"Ümitvar olunuz, şu istikbal inkılâbı içinde en yüksek gür sada İslâm'ın sadası olacaktır."

Piyasalar

Taşhan

Muzaffer KARAHİSAR
11 Haziran 2019, Salı
Savaş yıllarının yorgunluğu, esaret zamanları, çile ile yoğrulmuş, süzülmüş olgun bir ruh haliyle tarih derelerinden anlatmıştı uzun uzun…

Necid çöllerinde, sahralar boyunca kızgın kumlar üstünde aç, susuz, sefil, uykusuz düşman peşinde… Vatan, iman, ibadet her şeyden üstün, geride bıraktıklarından mukaddes. Ulülemre itaat, yılmadan, yorulmadan, çekinmeden, korkmadan ölümüne mücadele aylarca sürmüş.

Ta! Kutü’l- Amâre zaferine yakın sağ kolunu kaybedinceye kadar savaşmış. Osmanlı askerinin şanına yakışır gayretle İngilizlerin mağrur, kibirli, şımarık kuvvetlerine kızgın çölleri dar etmişler.
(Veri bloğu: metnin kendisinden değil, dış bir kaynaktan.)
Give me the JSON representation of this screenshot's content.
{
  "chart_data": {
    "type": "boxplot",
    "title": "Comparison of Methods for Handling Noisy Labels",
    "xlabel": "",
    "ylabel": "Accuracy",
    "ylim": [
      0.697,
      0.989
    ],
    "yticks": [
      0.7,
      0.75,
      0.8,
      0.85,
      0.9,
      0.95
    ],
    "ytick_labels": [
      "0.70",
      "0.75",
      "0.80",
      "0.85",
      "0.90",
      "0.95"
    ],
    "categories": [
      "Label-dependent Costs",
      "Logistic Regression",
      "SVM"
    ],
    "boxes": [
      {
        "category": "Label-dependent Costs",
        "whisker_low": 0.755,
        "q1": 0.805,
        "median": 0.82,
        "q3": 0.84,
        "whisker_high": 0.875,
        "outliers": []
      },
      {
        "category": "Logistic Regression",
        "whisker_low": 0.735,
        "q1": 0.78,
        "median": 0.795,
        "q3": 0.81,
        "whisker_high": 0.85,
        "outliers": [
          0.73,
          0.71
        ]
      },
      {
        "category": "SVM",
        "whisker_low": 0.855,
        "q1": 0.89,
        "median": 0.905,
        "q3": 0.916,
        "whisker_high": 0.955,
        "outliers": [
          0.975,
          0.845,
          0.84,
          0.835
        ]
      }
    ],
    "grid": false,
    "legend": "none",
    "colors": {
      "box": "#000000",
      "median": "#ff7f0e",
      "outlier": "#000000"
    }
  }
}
Muhasara altına alıp burunlarını yerlere sürtmüşler. Sonra teslim almışlar tek tek generalini, neferini, erini, atını, silahını. 

Dedem, tek koluyla esir düşmüş insafsızlara! Dezenfekte bahanesiyle ‘krizol’la zehirleyip gözlerini sakat etmişler. Hindistan’ın Bombay Şehrine götürmüşler yaralılarla.  Esarette baskı, hakaret, açlık, işkence… Gurbet ellerde sıkıntılarla geçen yıllar… Nice sonra anavatana avdet etmiş. Bir yığın hatıratını zamanın ötesinden İlahi rahmete emanet ederek gitmiş.

Gaziantep’te eski hanlardan birinde kalmış, Osman Gazi’nin torunu. Merhum Akif’in “Necid Çöllerinde…” şiiriyle tarihin içinden yürümüş, hatıraların izini sürmüş kaderin cilvesiyle. Gazi Dede’nin anlattıklarını hatırlamış. Kocaman demir kapıdan girerken destur alınırmış o zaman. Taş duvarlarda küçük menfez gibi pencereleri olan ışıksız, izbe, meskûn, soğuk bir odaya almışlar. Gönlünü sığdırmış o daracık yere. Seccadesine yer bulmuş önce, sonra Rabbinin huzuruna yönelmiş, ihlas ve teslimiyetle. 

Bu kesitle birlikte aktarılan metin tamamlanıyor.